Prima di tutto, poche settimane prima del rilascio della nuova versione, il produttore riceve da Google il Platform Development Kit, contenente codici sorgente e altro materiale utile per effettuare il porting dell’OS sui propri dispositivi. Ciò avviene attraverso l’Hardware Abstraction Layer (abbreviato in HAL), ovvero una sorta di “strato intermedio” la cui funzione è tener conto, al posto del software, di quanti più possibili hardware diversi su cui poter essere eseguito.
La fase successiva vede l’implementazione di funzioni di base, come connettività attraverso la rete dati, SMS e chiamate vocali.
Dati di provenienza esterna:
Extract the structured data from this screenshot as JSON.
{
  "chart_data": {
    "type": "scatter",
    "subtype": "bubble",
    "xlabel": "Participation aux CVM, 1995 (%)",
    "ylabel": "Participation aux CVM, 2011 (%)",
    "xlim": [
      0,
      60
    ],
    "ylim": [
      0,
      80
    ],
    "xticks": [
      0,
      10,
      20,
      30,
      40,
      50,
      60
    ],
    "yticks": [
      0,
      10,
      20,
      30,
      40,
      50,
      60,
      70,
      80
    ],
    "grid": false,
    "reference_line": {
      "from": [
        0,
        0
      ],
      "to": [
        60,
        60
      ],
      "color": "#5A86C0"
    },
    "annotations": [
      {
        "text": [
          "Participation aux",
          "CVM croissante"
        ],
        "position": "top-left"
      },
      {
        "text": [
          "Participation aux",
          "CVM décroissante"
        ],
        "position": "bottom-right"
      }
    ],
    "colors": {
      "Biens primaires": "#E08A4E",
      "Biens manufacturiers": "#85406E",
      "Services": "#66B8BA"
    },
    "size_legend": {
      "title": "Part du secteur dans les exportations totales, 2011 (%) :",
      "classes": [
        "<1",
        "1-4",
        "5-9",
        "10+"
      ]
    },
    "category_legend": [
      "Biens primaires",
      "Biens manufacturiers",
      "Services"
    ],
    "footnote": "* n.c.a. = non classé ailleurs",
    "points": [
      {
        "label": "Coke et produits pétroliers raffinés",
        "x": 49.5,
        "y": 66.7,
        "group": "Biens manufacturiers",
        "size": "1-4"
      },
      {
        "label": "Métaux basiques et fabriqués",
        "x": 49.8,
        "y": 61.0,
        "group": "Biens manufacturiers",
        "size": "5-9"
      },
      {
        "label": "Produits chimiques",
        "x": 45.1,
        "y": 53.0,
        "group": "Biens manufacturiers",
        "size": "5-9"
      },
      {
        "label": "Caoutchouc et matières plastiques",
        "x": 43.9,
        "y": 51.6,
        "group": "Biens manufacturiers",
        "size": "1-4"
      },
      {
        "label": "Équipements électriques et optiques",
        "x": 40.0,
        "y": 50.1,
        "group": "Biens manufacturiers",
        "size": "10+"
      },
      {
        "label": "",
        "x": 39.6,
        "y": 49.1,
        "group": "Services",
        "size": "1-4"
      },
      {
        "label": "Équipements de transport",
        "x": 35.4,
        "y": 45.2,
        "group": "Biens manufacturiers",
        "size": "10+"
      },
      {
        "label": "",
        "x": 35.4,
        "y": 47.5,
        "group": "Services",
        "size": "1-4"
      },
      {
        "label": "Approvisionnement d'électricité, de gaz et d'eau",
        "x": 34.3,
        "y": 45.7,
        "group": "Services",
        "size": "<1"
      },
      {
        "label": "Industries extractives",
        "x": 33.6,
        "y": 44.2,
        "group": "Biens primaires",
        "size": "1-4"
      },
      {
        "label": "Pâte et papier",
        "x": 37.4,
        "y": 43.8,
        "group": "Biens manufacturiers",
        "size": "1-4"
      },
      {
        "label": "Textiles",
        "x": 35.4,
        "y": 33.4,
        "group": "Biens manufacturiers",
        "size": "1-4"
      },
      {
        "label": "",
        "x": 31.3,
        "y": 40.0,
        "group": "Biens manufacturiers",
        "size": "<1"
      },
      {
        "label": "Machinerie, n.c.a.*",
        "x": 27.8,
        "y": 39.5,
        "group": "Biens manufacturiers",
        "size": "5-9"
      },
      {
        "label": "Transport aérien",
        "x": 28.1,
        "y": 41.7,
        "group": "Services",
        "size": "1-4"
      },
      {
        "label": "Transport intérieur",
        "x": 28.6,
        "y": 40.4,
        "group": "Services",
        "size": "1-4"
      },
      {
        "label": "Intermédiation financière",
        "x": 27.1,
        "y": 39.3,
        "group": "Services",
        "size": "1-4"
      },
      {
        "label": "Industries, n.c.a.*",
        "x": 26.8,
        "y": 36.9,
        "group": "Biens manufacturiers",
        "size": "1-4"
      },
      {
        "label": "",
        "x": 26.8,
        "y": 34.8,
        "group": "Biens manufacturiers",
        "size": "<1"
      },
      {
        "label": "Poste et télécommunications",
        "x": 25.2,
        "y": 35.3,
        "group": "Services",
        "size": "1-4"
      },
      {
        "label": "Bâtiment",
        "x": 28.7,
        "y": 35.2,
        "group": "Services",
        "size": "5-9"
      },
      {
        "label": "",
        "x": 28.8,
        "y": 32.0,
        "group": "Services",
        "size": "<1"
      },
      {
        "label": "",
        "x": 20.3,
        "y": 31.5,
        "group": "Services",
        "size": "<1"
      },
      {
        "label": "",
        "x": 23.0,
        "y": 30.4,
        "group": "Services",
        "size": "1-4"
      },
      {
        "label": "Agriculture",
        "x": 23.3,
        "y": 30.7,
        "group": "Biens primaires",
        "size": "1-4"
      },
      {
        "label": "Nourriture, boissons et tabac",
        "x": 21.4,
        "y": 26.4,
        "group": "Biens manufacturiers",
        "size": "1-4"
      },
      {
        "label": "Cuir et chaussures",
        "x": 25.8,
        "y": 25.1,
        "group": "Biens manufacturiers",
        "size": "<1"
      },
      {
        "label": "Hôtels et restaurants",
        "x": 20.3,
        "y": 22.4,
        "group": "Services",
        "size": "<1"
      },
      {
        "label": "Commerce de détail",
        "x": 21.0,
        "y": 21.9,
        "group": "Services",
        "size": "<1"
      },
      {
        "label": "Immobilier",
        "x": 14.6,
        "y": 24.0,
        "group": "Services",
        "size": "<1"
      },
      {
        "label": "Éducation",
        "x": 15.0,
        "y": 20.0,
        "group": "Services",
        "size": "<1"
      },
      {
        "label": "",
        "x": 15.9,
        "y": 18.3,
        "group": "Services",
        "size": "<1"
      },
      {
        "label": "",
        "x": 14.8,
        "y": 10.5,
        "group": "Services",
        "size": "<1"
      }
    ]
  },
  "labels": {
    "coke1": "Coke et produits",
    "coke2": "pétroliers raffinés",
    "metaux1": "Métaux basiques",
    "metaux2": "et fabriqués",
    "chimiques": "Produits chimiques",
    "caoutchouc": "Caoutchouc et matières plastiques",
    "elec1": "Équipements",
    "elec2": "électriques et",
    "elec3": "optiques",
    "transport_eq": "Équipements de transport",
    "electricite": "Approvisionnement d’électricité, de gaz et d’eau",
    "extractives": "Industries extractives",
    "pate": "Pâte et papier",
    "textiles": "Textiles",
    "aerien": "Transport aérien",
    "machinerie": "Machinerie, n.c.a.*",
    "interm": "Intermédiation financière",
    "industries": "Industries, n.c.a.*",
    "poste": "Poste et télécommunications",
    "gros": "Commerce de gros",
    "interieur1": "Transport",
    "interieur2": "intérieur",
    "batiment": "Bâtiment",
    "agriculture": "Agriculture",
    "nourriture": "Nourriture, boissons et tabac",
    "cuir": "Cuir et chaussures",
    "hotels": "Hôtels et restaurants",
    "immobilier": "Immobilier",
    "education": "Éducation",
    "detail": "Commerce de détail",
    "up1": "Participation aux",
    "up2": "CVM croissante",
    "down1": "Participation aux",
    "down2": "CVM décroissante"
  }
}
Dopodichè il produttore inserice nel software le sue personalizzazioni, sia grafiche (pensiamo a Xperia UI, alla Sense di HTC o alla Touchwiz di Samsung) che funzionali (Modalità di ultra risparmio energetico, modalità ad una mano, ecc.).
Al termine di tale procedura si apre la fase di testing, a cui partecipano sia dipendenti della stessa azienda sia beta-testers esterni. Ritenuti soddisfacenti i test si verifica che l’aggiornamento Software appena realizzato incontri specifici standard, come quello Wi-Fi o Bluetooth, e che incontri le esigenze di specifici operatori che ne abbiano fatto richiesta (Caso degli smartphone “brandizzati)
Si arriva così, finalmente, al lancio della versione definitiva, la quale però potrebbe essere nuovamente modificata o integrata con delle patch qualora gli utenti dovessero segnalare problemi di qualsivoglia natura (bugs, rallentamenti, crash e via discorrendo)
Visto dunque il lungo lavoro richiesto possiamo meglio comprendere come mai lo scarto temporale tra il rilascio di una nuova versione di Android “puro” e il roll-out degli aggiornamenti da parte dei singoli produttori sia spesso molto dilatato.